Equipes internacionais recorrem a oito técnicas e criam 150 candidatas a vacina contra a Covid-19 em seis meses
Léo Ramos Chaves
Em meio ano, a pandemia de Covid-19 produziu meio milhão de mortos e 20 vezes mais de pessoas infectadas no mundo, segundo números oficiais, quase sempre um retrato incompleto da realidade. Sem tratamento medicamentoso comprovadamente eficaz para os casos mais graves da doença, que exigem internamento nas Unidades de Terapia Intensiva (UTIs) e uso de ventiladores artificiais para permitir a respiração dos pacientes, as medidas de higiene pessoal e o isolamento social, apesar do enorme custo econômico da paralisação de atividades e do confinamento, continuam a ser a única forma disponível de parar ou frear o avanço do vírus Sars-CoV-2. Uma vacina segura e efetiva contra o novo coronavírus – um patógeno desconhecido da humanidade até o fim de dezembro do ano passado, quando foram registrados os primeiros casos da doença na China – poderia mudar esse quadro e permitiria a retomada das atividades com mais segurança.

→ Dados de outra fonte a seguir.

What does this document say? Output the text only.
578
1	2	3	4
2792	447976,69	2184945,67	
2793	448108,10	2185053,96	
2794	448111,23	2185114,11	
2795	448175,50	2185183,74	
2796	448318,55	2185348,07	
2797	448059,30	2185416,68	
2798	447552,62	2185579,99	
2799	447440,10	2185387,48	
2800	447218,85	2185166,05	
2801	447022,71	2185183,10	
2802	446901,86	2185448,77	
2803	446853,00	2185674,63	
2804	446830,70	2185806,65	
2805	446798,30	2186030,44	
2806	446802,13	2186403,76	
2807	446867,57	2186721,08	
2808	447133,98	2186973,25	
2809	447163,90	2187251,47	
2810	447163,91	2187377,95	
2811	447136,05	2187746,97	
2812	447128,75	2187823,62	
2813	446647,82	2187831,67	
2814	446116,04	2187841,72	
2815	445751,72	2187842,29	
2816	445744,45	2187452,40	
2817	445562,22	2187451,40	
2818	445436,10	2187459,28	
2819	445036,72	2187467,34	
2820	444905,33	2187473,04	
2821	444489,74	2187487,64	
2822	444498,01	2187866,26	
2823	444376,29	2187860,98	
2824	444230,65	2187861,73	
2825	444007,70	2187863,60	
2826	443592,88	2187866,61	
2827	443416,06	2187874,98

A boa notícia é que, a partir de oito diferentes plataformas ou técnicas para criação de imunizantes, a pesquisa médica internacional, inclusive com a participação de brasileiros, desenvolveu em tempo recorde quase 150 candidatas a vacinas contra a Covid-19 (ver quadro). Até 29 de junho, de acordo com um levantamento da Organização Mundial da Saúde (OMS), 17 desses aspirantes a imunizante comercial tinham iniciado a última e mais difícil etapa a ser vencida antes de sua aprovação pelos órgãos reguladores: os chamados testes clínicos, divididos em três fases, de complexidade e exigência crescentes.

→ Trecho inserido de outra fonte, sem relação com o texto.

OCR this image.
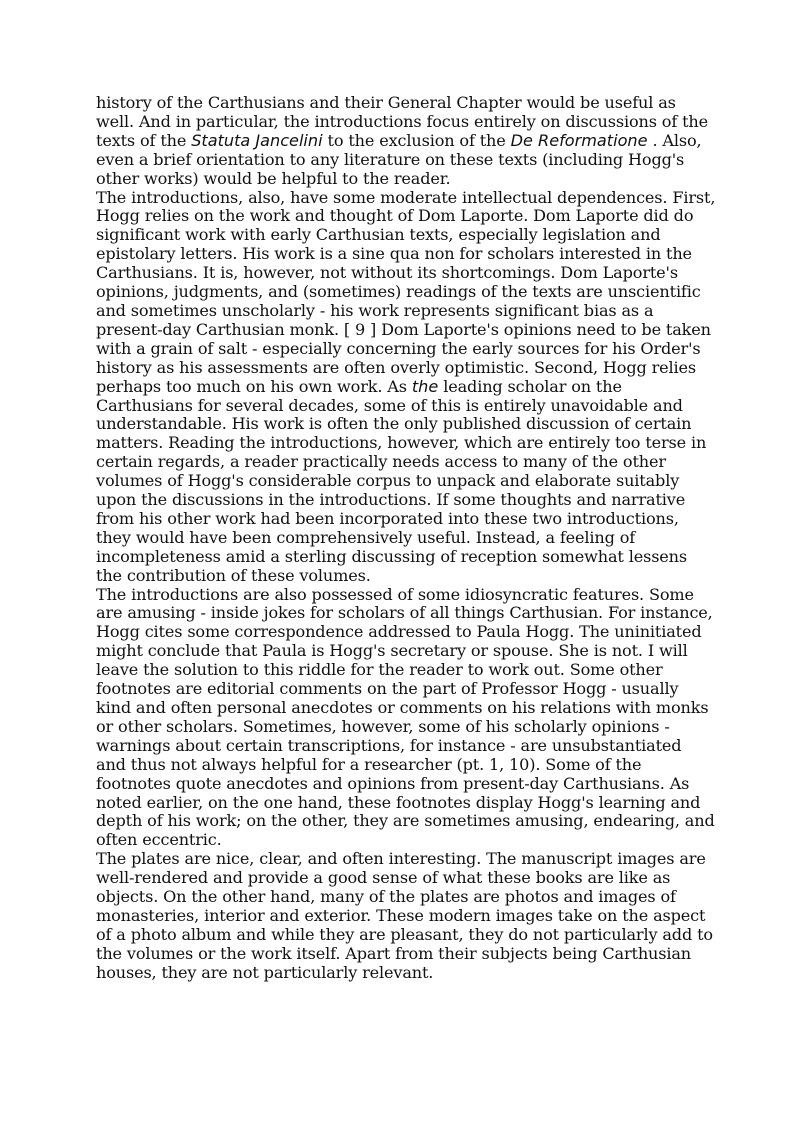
history of the Carthusians and their General Chapter would be useful as well. And in particular, the introductions focus entirely on discussions of the texts of the Statuta Jancelini to the exclusion of the De Reformatione . Also, even a brief orientation to any literature on these texts (including Hogg's other works) would be helpful to the reader.

The introductions, also, have some moderate intellectual dependences. First, Hogg relies on the work and thought of Dom Laporte. Dom Laporte did do significant work with early Carthusian texts, especially legislation and epistolary letters. His work is a sine qua non for scholars interested in the Carthusians. It is, however, not without its shortcomings. Dom Laporte's opinions, judgments, and (sometimes) readings of the texts are unscientific and sometimes unscholarly - his work represents significant bias as a present-day Carthusian monk. [ 9 ] Dom Laporte's opinions need to be taken with a grain of salt - especially concerning the early sources for his Order's history as his assessments are often overly optimistic. Second, Hogg relies perhaps too much on his own work. As the leading scholar on the Carthusians for several decades, some of this is entirely unavoidable and understandable. His work is often the only published discussion of certain matters. Reading the introductions, however, which are entirely too terse in certain regards, a reader practically needs access to many of the other volumes of Hogg's considerable corpus to unpack and elaborate suitably upon the discussions in the introductions. If some thoughts and narrative from his other work had been incorporated into these two introductions, they would have been comprehensively useful. Instead, a feeling of incompleteness amid a sterling discussing of reception somewhat lessens the contribution of these volumes.

The introductions are also possessed of some idiosyncratic features. Some are amusing - inside jokes for scholars of all things Carthusian. For instance, Hogg cites some correspondence addressed to Paula Hogg. The uninitiated might conclude that Paula is Hogg's secretary or spouse. She is not. I will leave the solution to this riddle for the reader to work out. Some other footnotes are editorial comments on the part of Professor Hogg - usually kind and often personal anecdotes or comments on his relations with monks or other scholars. Sometimes, however, some of his scholarly opinions - warnings about certain transcriptions, for instance - are unsubstantiated and thus not always helpful for a researcher (pt. 1, 10). Some of the footnotes quote anecdotes and opinions from present-day Carthusians. As noted earlier, on the one hand, these footnotes display Hogg's learning and depth of his work; on the other, they are sometimes amusing, endearing, and often eccentric.

The plates are nice, clear, and often interesting. The manuscript images are well-rendered and provide a good sense of what these books are like as objects. On the other hand, many of the plates are photos and images of monasteries, interior and exterior. These modern images take on the aspect of a photo album and while they are pleasant, they do not particularly add to the volumes or the work itself. Apart from their subjects being Carthusian houses, they are not particularly relevant.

Nesse estágio final, as formulações são administradas em um número progressivamente maior de pessoas para averiguar se conferem imunidade contra a doença e quais eventuais efeitos colaterais podem causar, além de refinar a dose ideal do produto para uso em larga escala. A ambição dos pesquisadores é ter ao menos um imunizante testado e aprovado para utilização comercial até meados de 2021. “Espero que alguma formulação em estágio mais avançado funcione”, diz a especialista em vacinologia Luciana Cezar de Cerqueira Leite, do Instituto Butantan, de São Paulo. “Vacina é um produto complicado e difícil. Às vezes, diferentes estratégias são testadas e nenhuma dá certo.”
Por ser o segundo país do mundo em casos confirmados (1,4 milhão) e mortes (60 mil) por Covid-19, atrás apenas dos Estados Unidos, o Brasil se tornou um bom campo de provas da viabilidade dos possíveis imunizantes contra a doença. Duas vacinas, uma de origem britânica, da Universidade de Oxford em conjunto com a empresa AstraZeneca, e outra chinesa, da companhia privada Sinovac Biotech, estão iniciando testes clínicos no Brasil. Se forem capazes de conferir um nível satisfatório de proteção contra a Covid-19, devem ser primeiramente importadas e, depois, produzidas no país por meio de acordos de transferência de tecnologia firmados com os dois principais centros de produção de imunizantes no país. O Instituto de Tecnologia em Imunobiológicos (Bio-Manguinhos), do Rio de Janeiro, associou-se ao projeto britânico, e o Instituto Butantan, de São Paulo, à iniciativa chinesa.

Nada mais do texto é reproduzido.